A Zombie-Free Uncanny Valley

Maybe the Uncanny Valley has nothing to do with avoiding sick/dead people, maybe nothing to do with anything specifically human-oriented at all, but with plain-ol’ conceptual category violations? Suppose you are trying to divide some class of reality into two discrete categories, like “plants” and “animals” or “poetry” and “prose”. Edge cases that don’t fit neatly into either category may be problematic, annoying, or otherwise troubling. Your brain tries to cram something into Category A, then a new data point comes along, and you switch to cramming it into Category B. Then more data and back to A. Then back to B. This might happen even at a subconscious level, flicking back and forth between two categories you normally assign instinctively, like human and non-human, forcing you to devote brain power to something that’s normally automatic. This is probably stressful for the brain.

In some cases, edge cases may be inconsequential and people may just ignore them; in some cases, though, group membership is important–people seem particularly keen on arguments about peoples’ inclusion in various human groups, hence accusations that people are “posers” or otherwise claiming membership they may not deserve.

Some people may prefer discreet categories more strongly than others, and so be more bothered by edge cases; other people may be more mentally flexible or capable of dealing with a third category labeled “edge cases”. It’s also possible that some people do not bother with discreet categories at all.

It would be interesting to test people’s preference for discreet categories, and then see if this correlates with disgust at humanoid robots or any particular political identities.

It would also be interesting to see if there are ways to equip people with different conceptual paradigms for dealing with data that better accommodate edge cases; a “Core vs. Periphery” approach may be better in some cases than discreet categories, for example.
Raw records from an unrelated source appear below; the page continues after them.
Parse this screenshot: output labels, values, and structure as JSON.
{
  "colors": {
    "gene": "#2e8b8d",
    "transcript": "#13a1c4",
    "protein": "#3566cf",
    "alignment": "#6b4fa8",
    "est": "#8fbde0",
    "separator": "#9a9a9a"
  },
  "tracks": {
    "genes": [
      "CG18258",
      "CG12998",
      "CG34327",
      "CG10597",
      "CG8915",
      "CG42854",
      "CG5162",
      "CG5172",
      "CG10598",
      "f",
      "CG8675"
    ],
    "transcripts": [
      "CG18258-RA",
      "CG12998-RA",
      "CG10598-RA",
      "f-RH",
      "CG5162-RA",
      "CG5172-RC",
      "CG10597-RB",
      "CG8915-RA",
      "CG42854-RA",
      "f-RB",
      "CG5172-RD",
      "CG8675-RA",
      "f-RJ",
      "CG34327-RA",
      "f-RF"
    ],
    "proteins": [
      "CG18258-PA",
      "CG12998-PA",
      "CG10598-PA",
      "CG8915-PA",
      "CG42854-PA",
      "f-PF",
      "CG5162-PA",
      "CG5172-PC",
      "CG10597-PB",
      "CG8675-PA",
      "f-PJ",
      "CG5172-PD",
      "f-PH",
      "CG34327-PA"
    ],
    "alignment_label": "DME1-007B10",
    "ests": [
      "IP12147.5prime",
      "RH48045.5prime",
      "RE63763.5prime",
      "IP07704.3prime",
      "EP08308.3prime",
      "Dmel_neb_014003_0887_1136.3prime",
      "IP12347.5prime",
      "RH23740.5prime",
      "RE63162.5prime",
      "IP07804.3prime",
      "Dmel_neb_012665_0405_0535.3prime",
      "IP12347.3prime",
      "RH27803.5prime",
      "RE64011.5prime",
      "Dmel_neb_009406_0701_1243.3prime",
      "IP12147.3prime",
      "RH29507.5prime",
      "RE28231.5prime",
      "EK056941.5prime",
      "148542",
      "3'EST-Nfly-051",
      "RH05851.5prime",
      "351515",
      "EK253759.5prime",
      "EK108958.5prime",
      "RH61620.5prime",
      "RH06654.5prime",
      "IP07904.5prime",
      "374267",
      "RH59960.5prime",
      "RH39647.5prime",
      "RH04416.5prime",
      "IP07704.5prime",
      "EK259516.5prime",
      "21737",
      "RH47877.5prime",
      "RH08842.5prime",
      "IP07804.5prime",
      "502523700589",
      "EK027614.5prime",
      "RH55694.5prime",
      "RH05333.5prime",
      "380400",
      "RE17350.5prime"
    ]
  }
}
The Uncanny Valley of Intelligence

So thinking about this IQ-range business, I suspect there is some range where a person is just close enough to sometimes be sometimes in your range, and sometimes out of it, which renders them confusing and therefore annoying. Like, if they concentrate or have studied a particular subject, they can be as good at it–or better–as you are. But on general subjects or when they aren’t particularly concentrating, they say/do (from your POV) a ton of stupid shit. As a result, you have trouble classifying these people as “smart like self” (pretty much everyone believes themselves to be smart,) or “Dumb like not-self”, and our brains probably dislike that confusion.
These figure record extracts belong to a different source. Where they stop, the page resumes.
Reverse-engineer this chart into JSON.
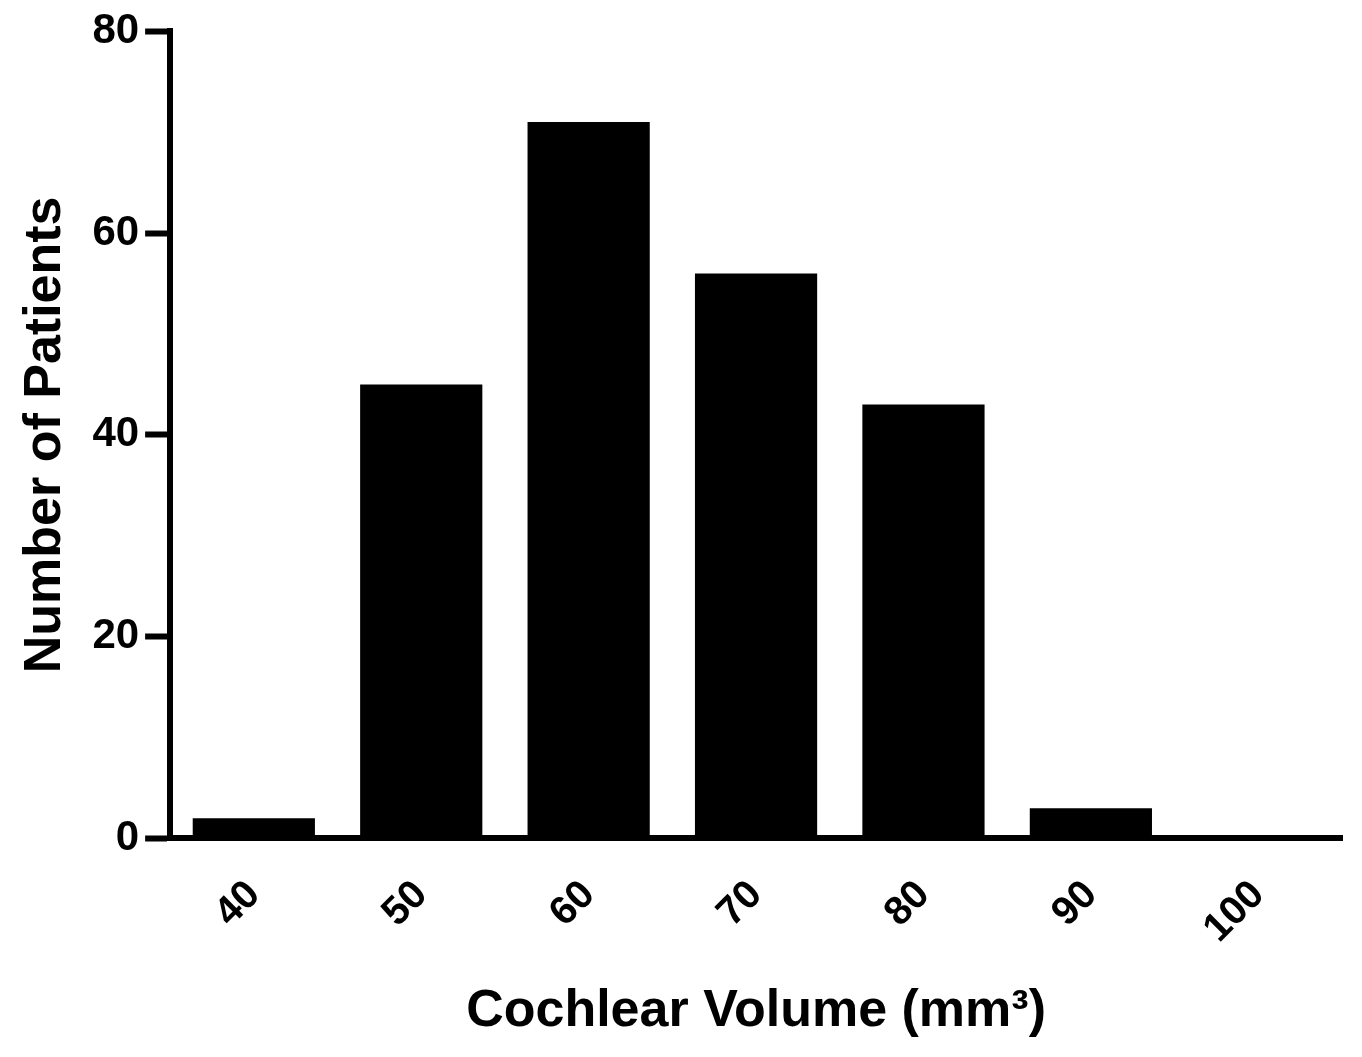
{
  "chart_data": {
    "type": "bar",
    "categories": [
      "40",
      "50",
      "60",
      "70",
      "80",
      "90",
      "100"
    ],
    "values": [
      2,
      45,
      71,
      56,
      43,
      3,
      0
    ],
    "color": "#000000",
    "xlabel": "Cochlear Volume (mm³)",
    "ylabel": "Number of Patients",
    "ylim": [
      0,
      80
    ],
    "yticks": [
      0,
      20,
      40,
      60,
      80
    ]
  }
}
There is probably also a point below which, as long as the other person isn’t aggressive, we stop trying to fit them into our mental models and just accept them. We might not have great conversations with them, but we also don’t try to discuss quantum with them. Kids are like this; objectively speaking, kids are pretty dumb and we fall all over ourselves when they do something like add 5+6 without fucking up, but teenagers with their “I think I know everything” attitude really piss people off, even thought teens actually do know a lot more than little kids. I don’t think it’s just because people have an evolutionary reason to bond with their own kids, because teenagers are your kids, too, and people probably find their own teenagers more annoying than other people’s kids.

So among my near-relatives, one of them has a condition that affects their brain/cognition, and I just accept them as kinda dumb and don’t stress about it. Another seems to fall into the uncanny valley of dumb and smart, which I find really stressful to be around. (Oh really, you read a study? And you are telling me about it? And oh, yes, you misunderstood the implications. Again. I see. Yes do please keep telling me about it.) Sadly, the just-dumb relative seems to fall in the annoying relative’s uncanny valley, so annoying relative complains to me about how annoying the just-dumb relative is to them.